Finally remember all the published work you read while working on your PhD. How much of it was truly perfect? And how much of it was badly written, full of incomprehensible sentences and small mistakes? If the underlying ideas are good enough it will still get published (and worrying about that is your adviser's job). You might not get it accepted on the first try, in your favorite top journal, but again that happens to everyone.

So in short, just try to "get on with it". (But as a footnote of course don't be afraid to look for professional help if those feelings start to impair your work.)

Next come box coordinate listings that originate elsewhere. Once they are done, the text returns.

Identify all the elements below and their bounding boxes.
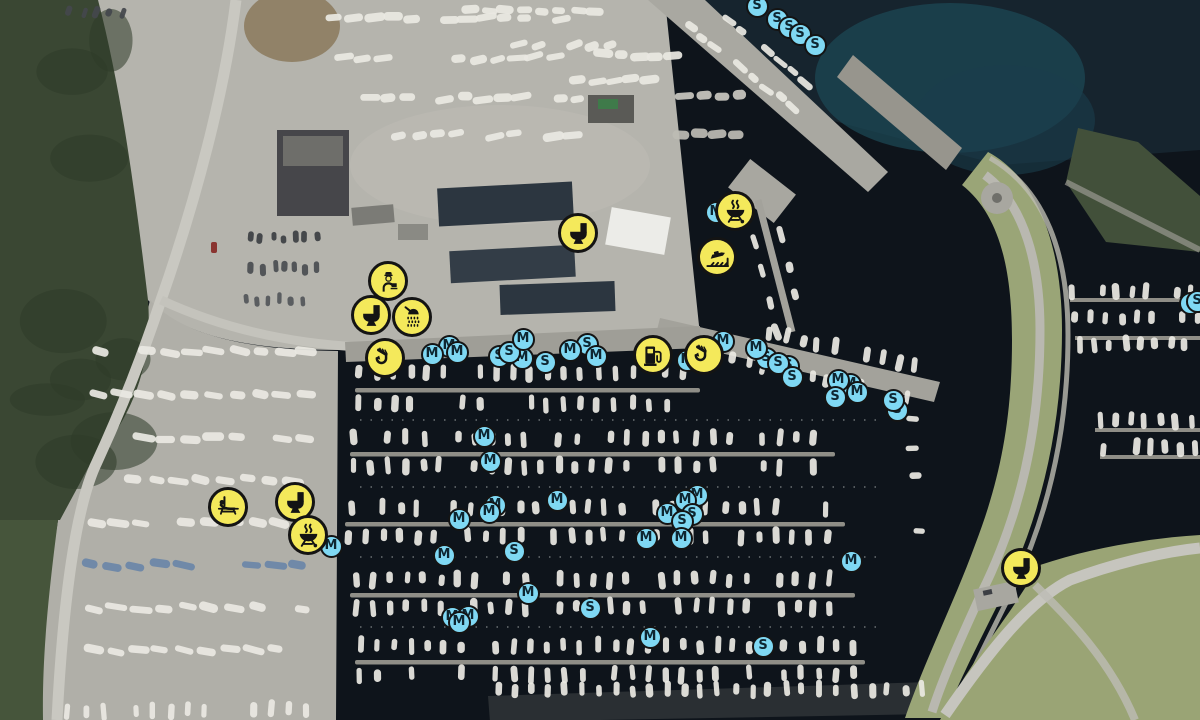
slipway-icon [704,244,731,271]
facility-marker-toilet[interactable] [558,213,598,253]
berth-marker-s[interactable]: S [804,34,827,57]
berth-marker-s[interactable]: S [579,597,602,620]
berth-marker-s[interactable]: S [781,366,804,389]
berth-marker-m[interactable]: M [639,626,662,649]
berth-marker-m[interactable]: M [517,582,540,605]
facility-marker-slipway[interactable] [697,237,737,277]
grill-icon [722,198,749,225]
berth-marker-m[interactable]: M [421,343,444,366]
berth-marker-m[interactable]: M [846,381,869,404]
berth-marker-s[interactable]: S [746,0,769,18]
berth-marker-m[interactable]: M [479,450,502,473]
toilet-icon [282,489,309,516]
berth-marker-s[interactable]: S [503,540,526,563]
berth-marker-m[interactable]: M [585,345,608,368]
berth-marker-s[interactable]: S [882,389,905,412]
berth-marker-s[interactable]: S [534,351,557,374]
berth-marker-m[interactable]: M [745,337,768,360]
berth-marker-m[interactable]: M [473,425,496,448]
facility-marker-bbq[interactable] [288,515,328,555]
crane-icon [691,342,718,369]
lounge-icon [215,494,242,521]
satellite-map[interactable]: SSSSSMMMMMMMSSMSSMMSSMSSMMMSSSSSMMMMMMMS… [0,0,1200,720]
berth-marker-m[interactable]: M [670,527,693,550]
facility-marker-toilet[interactable] [1001,548,1041,588]
harbour-office-icon [375,268,402,295]
berth-marker-m[interactable]: M [512,328,535,351]
crane-icon [372,345,399,372]
fuel-icon [640,342,667,369]
facility-marker-shower[interactable] [392,297,432,337]
berth-marker-m[interactable]: M [433,544,456,567]
facility-marker-crane[interactable] [365,338,405,378]
berth-marker-s[interactable]: S [752,635,775,658]
facility-marker-bbq[interactable] [715,191,755,231]
berth-marker-m[interactable]: M [546,489,569,512]
berth-marker-m[interactable]: M [635,527,658,550]
berth-marker-s[interactable]: S [824,386,847,409]
facility-marker-toilet[interactable] [351,295,391,335]
facility-marker-recreation[interactable] [208,487,248,527]
shower-icon [399,304,426,331]
toilet-icon [1008,555,1035,582]
berth-marker-m[interactable]: M [448,611,471,634]
toilet-icon [358,302,385,329]
berth-marker-m[interactable]: M [840,550,863,573]
berth-marker-m[interactable]: M [559,339,582,362]
berth-marker-m[interactable]: M [448,508,471,531]
grill-icon [295,522,322,549]
facility-marker-fuel[interactable] [633,335,673,375]
facility-marker-crane[interactable] [684,335,724,375]
toilet-icon [565,220,592,247]
berth-marker-m[interactable]: M [446,341,469,364]
berth-marker-m[interactable]: M [478,501,501,524]
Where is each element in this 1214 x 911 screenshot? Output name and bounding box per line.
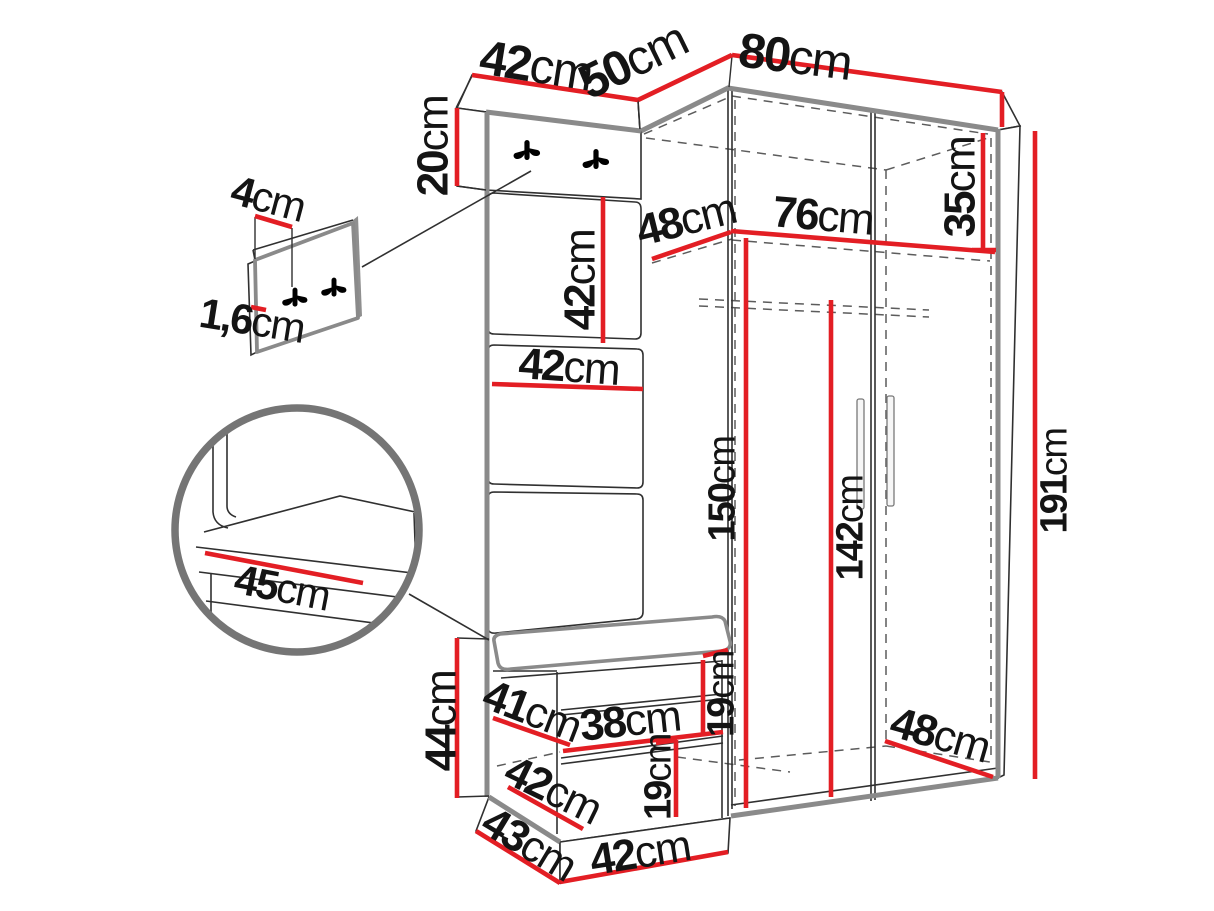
dimension-value: 191 [1034, 474, 1076, 533]
dimension-value: 35 [936, 191, 985, 237]
dimension-label-mini-panel-hook-offset: 4cm [226, 166, 310, 231]
dimension-label-total-height: 191cm [1034, 428, 1076, 533]
dimension-value: 44 [417, 724, 466, 771]
dimension-unit: cm [409, 96, 458, 152]
dimension-value: 150 [702, 483, 744, 541]
dimension-unit: cm [830, 475, 872, 523]
dimension-value: 19 [701, 698, 743, 737]
g-shape [409, 594, 489, 640]
dimension-unit: cm [786, 30, 854, 91]
dimension-unit: cm [248, 297, 308, 352]
dimension-unit: cm [417, 671, 466, 727]
dimension-unit: cm [928, 710, 995, 772]
floor-hidden-edge [677, 757, 790, 772]
callout-line [409, 594, 489, 640]
dimension-unit: cm [936, 137, 985, 193]
dimension-value: 1,6 [196, 289, 256, 344]
dimension-value: 20 [409, 151, 458, 196]
dimension-label-bench-lower-compartment: 19cm [638, 734, 680, 820]
dimension-value: 38 [577, 697, 628, 751]
dimension-label-panel-tile-height: 42cm [556, 230, 605, 331]
panel-cushion-tile-3 [488, 492, 643, 633]
dimension-label-rod-height: 142cm [830, 475, 872, 580]
dimension-label-panel-tile-width: 42cm [517, 339, 621, 395]
dimension-unit: cm [638, 734, 680, 782]
dimension-unit: cm [556, 230, 605, 286]
dimension-unit: cm [816, 191, 876, 245]
dimension-value: 76 [771, 187, 821, 240]
dimension-label-hook-board-height: 20cm [409, 96, 458, 197]
dimension-unit: cm [702, 436, 744, 484]
dimension-unit: cm [1034, 428, 1076, 476]
dimension-value: 80 [736, 23, 793, 83]
dimension-label-shelf-width: 76cm [771, 187, 875, 245]
dimension-value: 19 [638, 781, 680, 820]
panel-side-strip [457, 108, 486, 190]
door-handle-right [887, 396, 894, 506]
dimension-label-base-width: 42cm [586, 821, 693, 885]
dimension-label-shelf-depth: 48cm [631, 184, 740, 256]
path-shape [646, 138, 886, 170]
dimension-unit: cm [675, 184, 741, 245]
wardrobe-bottom-edge [731, 778, 998, 816]
dimension-label-bench-upper-compartment: 19cm [701, 651, 743, 737]
dimension-label-bench-depth: 41cm [476, 670, 587, 752]
dimension-unit: cm [701, 651, 743, 699]
dimension-label-top-compartment-height: 35cm [936, 137, 985, 238]
wardrobe-right-side-face [998, 126, 1020, 778]
dimension-unit: cm [273, 563, 334, 619]
dimension-label-interior-height: 150cm [702, 436, 744, 541]
dimension-unit: cm [631, 821, 694, 878]
corner-detail-circle [175, 398, 489, 652]
dimension-value: 42 [586, 830, 639, 886]
dimension-value: 42 [517, 339, 566, 391]
dimension-value: 142 [830, 522, 872, 580]
path-shape [457, 796, 489, 797]
dimension-label-bench-height: 44cm [417, 671, 466, 772]
dimension-unit: cm [247, 172, 310, 231]
dimension-unit: cm [562, 342, 621, 395]
furniture-dimension-diagram: 42cm 50cm 80cm 20cm 4cm 1,6cm 35cm 48cm … [0, 0, 1214, 911]
diagram-canvas: 42cm 50cm 80cm 20cm 4cm 1,6cm 35cm 48cm … [0, 0, 1214, 911]
dimension-value: 42 [476, 31, 535, 92]
path-shape [457, 638, 489, 639]
dimension-value: 42 [556, 285, 605, 330]
floor-hidden-edge [739, 746, 886, 760]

Your feelings might also be connected to a lack of experience in writing/publishing papers. You as a true expert in your field (I assume you are one after 5 years working on it) of course know what still could be added to your research. But a single paper does not have to save the world. If your results are good enough to answer your hypotheses, it will be a valuable contribution to the community even if progress is rather incremental.

One thing that often happens during a PhD is that results are somewhat different than expected. Then I often see that it is difficult for the students to re-formulate their hypotheses, they rather cling to the original ones. This inevitably results in a hard-to-read manuscript. But as soon as they start to rethink open-minded what their results really tell them, and forget what they expected their results should tell them, the texts become readable and their feelings towards their work improve a lot.

Maybe you can find a peer who is not involved in your work who can discuss your results with you to add another perspective? This can be done in addition to your advisor's advice which you could/should also seek.